Competing in state Special Olympics games has taken Mackenzie and her family to Savannah, Perry and Warner Robins.
“They do skiing in February and start practicing swimming then, too. Swimming is in May. Bowling is in August, and the ball games are in October, so we stay pretty busy,” Diane said.
This will be the first time that either has taken part in the national Special Olympics, but Mackenzie came close to competing in the 2013 Special Olympics World Games in Seoul, South Korea, earlier this year.
“Last year, she was chosen as an alternate to go to the world games in Seoul, South Korea, in skiing. As an alternate, you only get to go if the person who is chosen can’t go, so she wasn’t able to go. But it was an honor to be chosen,” said Diane.
In addition to bowling and skiing, Mackenzie competes in swimming and equestrian events as well as softball.
Softball is, in fact, a family affair for the Greens. Mackenzie’s brother Wesley helps coach the team, and her mother and father Joel help out as well.
“We won first place last year,” said Mackenzie.
She says she and her mother will be putting in plenty of practice over the next year.
Diane says the two are honored to be representing Georgia at the games.

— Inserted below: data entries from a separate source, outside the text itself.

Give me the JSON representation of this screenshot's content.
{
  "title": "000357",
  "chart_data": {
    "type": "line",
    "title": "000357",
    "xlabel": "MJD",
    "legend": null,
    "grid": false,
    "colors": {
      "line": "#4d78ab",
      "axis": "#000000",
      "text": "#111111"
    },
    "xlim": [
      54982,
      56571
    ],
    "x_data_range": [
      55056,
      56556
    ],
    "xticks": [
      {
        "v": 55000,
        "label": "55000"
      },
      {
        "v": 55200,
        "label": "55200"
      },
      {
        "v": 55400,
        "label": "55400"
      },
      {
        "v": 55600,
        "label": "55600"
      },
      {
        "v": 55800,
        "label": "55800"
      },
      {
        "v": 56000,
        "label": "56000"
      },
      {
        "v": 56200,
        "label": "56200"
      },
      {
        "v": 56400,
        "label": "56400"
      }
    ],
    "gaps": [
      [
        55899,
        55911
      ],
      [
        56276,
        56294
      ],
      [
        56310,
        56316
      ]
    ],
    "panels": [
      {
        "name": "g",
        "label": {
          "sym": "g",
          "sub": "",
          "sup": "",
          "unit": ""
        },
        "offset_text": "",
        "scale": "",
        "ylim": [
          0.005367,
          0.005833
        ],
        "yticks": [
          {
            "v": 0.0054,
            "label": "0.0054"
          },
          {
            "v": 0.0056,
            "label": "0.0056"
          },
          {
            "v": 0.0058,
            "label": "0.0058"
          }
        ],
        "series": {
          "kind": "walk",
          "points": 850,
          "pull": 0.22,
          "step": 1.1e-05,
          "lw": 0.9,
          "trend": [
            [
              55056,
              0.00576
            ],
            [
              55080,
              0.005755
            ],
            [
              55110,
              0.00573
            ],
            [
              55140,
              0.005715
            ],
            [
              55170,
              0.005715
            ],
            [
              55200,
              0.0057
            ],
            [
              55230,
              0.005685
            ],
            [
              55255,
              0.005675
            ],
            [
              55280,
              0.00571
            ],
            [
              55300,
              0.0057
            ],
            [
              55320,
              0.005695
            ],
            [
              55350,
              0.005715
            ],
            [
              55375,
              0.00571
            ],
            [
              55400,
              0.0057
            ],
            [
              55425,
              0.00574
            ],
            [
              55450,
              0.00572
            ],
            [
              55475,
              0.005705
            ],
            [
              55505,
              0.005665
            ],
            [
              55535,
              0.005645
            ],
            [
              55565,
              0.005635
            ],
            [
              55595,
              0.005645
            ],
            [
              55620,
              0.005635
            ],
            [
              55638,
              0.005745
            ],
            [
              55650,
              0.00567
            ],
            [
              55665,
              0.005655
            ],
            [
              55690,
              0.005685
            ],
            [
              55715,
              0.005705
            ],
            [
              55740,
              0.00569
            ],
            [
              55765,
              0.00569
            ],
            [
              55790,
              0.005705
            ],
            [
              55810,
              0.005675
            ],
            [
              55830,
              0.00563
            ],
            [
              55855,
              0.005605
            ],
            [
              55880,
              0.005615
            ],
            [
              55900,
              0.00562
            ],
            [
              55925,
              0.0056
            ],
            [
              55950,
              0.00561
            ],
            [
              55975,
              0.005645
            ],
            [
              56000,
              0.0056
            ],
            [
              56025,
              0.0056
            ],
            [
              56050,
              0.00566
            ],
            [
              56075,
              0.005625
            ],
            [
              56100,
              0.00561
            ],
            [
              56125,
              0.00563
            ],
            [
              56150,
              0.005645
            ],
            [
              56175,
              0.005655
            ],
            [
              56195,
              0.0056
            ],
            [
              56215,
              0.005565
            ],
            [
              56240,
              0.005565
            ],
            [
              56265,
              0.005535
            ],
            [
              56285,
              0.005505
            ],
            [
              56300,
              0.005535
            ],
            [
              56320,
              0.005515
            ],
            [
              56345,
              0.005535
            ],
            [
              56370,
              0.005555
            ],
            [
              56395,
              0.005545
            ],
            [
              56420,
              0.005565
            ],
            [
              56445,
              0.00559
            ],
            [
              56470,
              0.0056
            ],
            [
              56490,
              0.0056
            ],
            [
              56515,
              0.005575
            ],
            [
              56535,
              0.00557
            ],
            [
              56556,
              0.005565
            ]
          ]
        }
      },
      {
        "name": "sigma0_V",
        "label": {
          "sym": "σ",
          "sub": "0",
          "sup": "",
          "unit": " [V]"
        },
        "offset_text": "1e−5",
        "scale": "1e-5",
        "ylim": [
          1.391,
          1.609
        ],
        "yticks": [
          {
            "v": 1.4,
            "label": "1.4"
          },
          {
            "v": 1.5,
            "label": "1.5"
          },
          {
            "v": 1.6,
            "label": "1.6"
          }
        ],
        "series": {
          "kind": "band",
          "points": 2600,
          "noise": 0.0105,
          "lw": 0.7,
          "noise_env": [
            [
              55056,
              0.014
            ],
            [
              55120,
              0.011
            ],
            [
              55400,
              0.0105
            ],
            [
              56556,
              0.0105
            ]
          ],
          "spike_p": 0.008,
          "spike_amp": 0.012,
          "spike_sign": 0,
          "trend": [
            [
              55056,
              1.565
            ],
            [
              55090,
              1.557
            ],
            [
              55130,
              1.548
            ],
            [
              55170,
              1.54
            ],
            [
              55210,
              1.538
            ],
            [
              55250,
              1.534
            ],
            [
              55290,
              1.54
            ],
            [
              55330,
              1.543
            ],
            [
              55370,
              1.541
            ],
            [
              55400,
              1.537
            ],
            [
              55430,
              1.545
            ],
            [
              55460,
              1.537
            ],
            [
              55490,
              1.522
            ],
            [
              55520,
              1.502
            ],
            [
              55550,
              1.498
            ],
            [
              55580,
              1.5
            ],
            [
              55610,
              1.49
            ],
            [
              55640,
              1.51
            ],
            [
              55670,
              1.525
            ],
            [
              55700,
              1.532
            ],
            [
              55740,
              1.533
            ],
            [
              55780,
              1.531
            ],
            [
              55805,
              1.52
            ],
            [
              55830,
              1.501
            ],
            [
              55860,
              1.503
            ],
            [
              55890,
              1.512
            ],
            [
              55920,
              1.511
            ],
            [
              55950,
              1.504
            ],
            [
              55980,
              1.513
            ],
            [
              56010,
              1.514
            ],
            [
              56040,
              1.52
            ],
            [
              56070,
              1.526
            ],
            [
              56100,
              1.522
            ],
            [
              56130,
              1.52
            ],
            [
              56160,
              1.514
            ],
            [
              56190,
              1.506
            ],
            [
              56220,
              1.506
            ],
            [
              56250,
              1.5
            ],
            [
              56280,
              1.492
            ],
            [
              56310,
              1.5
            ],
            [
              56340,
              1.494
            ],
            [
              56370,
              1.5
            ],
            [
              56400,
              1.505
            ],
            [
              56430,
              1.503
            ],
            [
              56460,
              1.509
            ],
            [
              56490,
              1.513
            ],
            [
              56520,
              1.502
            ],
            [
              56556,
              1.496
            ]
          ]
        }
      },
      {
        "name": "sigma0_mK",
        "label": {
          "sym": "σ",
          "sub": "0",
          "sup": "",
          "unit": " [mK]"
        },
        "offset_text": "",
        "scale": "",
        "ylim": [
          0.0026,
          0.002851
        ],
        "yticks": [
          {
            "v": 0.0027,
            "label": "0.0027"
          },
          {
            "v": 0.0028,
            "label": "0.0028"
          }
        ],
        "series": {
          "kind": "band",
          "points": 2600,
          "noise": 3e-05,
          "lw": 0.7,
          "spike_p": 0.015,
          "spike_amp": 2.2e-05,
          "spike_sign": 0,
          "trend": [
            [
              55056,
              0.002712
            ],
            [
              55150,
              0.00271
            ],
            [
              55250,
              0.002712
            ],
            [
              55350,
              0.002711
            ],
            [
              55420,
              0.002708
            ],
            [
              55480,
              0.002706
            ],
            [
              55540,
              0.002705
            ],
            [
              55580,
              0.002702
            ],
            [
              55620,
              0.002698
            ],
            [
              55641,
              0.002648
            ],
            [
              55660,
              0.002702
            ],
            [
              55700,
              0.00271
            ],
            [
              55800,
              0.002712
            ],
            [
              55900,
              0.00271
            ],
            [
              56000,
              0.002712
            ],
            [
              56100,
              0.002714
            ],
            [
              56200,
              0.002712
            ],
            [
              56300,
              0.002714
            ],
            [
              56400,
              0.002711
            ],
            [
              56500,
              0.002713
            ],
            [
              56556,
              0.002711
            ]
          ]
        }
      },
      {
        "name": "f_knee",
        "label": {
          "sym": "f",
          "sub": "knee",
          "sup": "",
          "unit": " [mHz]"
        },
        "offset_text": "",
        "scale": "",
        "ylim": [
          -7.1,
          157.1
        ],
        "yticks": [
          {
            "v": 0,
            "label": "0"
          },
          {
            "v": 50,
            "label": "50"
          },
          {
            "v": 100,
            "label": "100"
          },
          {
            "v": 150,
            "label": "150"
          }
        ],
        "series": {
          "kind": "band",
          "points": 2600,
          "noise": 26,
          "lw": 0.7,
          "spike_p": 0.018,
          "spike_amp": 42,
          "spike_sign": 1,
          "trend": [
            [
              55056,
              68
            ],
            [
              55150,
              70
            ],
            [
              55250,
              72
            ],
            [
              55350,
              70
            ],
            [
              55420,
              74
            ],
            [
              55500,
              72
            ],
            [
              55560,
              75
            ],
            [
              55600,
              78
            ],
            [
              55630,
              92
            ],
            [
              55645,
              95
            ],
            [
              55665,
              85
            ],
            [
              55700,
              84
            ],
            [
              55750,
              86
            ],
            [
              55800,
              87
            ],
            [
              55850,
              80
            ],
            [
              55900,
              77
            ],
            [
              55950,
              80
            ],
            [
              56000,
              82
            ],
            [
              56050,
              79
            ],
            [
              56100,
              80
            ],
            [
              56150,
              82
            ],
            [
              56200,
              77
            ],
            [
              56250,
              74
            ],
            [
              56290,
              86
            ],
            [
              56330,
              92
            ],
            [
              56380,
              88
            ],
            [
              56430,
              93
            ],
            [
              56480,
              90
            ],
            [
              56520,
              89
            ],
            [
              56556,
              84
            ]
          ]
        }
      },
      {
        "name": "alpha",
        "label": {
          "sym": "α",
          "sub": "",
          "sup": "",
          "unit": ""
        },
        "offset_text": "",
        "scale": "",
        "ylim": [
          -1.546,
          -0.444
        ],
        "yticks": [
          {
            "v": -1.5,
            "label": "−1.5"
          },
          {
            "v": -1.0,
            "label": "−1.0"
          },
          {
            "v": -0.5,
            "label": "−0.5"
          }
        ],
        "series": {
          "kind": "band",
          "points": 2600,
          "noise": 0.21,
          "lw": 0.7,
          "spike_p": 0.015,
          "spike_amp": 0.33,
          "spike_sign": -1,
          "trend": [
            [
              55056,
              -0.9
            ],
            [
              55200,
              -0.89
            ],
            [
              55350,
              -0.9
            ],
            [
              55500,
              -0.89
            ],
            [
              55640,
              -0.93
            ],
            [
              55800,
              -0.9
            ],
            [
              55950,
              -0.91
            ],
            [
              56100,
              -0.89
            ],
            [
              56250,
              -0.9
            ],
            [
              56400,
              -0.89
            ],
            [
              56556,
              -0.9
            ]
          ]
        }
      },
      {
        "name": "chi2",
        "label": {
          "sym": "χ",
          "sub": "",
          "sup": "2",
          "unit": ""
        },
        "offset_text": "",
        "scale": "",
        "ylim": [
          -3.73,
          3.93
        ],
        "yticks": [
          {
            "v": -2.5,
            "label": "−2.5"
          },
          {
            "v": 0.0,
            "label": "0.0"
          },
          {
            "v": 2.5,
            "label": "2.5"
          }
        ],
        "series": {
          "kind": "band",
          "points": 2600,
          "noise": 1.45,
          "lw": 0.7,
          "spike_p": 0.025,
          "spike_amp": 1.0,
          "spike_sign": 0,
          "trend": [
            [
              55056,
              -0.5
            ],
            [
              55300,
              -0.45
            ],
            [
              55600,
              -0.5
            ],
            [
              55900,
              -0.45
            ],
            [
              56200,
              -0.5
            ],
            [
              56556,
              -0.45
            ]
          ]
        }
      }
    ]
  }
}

“I like to think of Mackenzie as our little gift from God, and the Special Olympics has been another gift from God. Lisa Hughey (Special Olympics coordinator for the Dalton Parks and Recreation Department) and her coaches are so dedicated and so wonderful,” she said. “We are like a family. There are athletes, especially in swimming, that Mackenzie has been practicing and competing with since she was 18.”